Just as women continue to use it, research continues that a birth control pill that can be taken about 30 minutes before sexual intercourse in men and whose effects will go away after about a day, will be promising in this sense.

The drug works by targeting an enzyme called soluble adenylyl cyclase (sAC), and when this enzyme is suppressed, sperm can’t get beyond the vagina. Scientists first administered this experimental drug to mice, and the mice were spayed 15 minutes after taking the drug. After two hours, the drug wore off and the fertility levels of the mice returned to normal.

Researchers hope to test these pills on humans in the next 2-3 years, and say it may take 10 years for these trials to yield results that will make the drug market-ready.

While the stereotype persists that men won’t be willing to use any form of contraception and that women won’t trust them, this hypothesis was completely refuted in a survey shared by the World Health Organization in 2022.

A global survey of 5,000 people found that most men are willing to try contraception. The least enthusiastic participants were in the USA, while the most excited were in Nigeria.
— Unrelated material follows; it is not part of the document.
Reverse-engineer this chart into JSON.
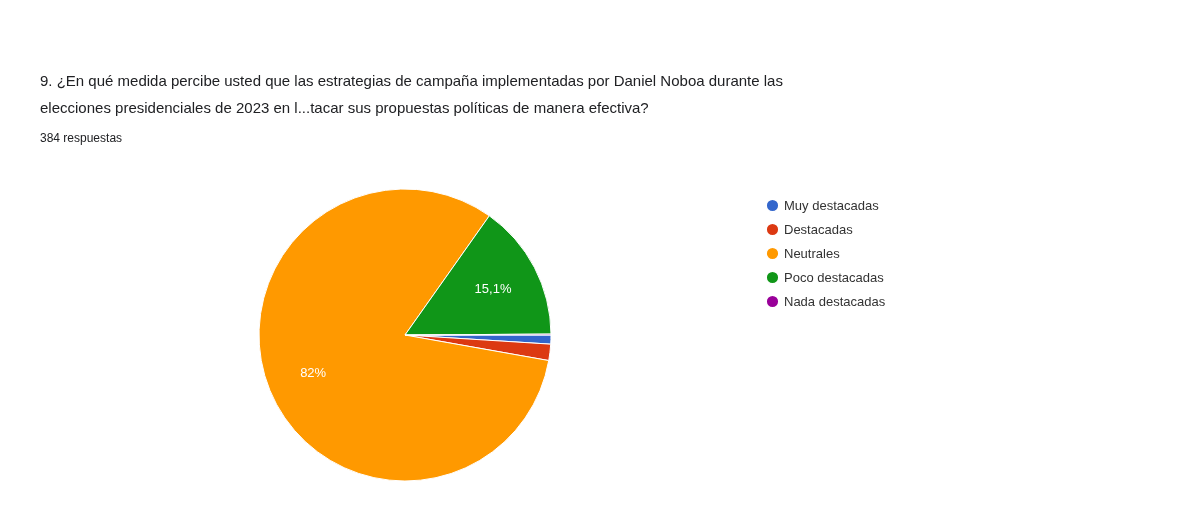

About 40% of men in the US said they would try these contraceptive options as soon as they became available, while 80% of men in Nigeria were much more interested in it, and Nigerians said it was too late to develop such alternatives for men as well as women. he did.

Scientists continue to work to develop various birth control alternatives, aiming to prevent unwanted pregnancy.

The researchers, who continue their studies and tests on this subject every day we are in, state that at the current point, men can also be effective in contraception with pill and gel forms very soon.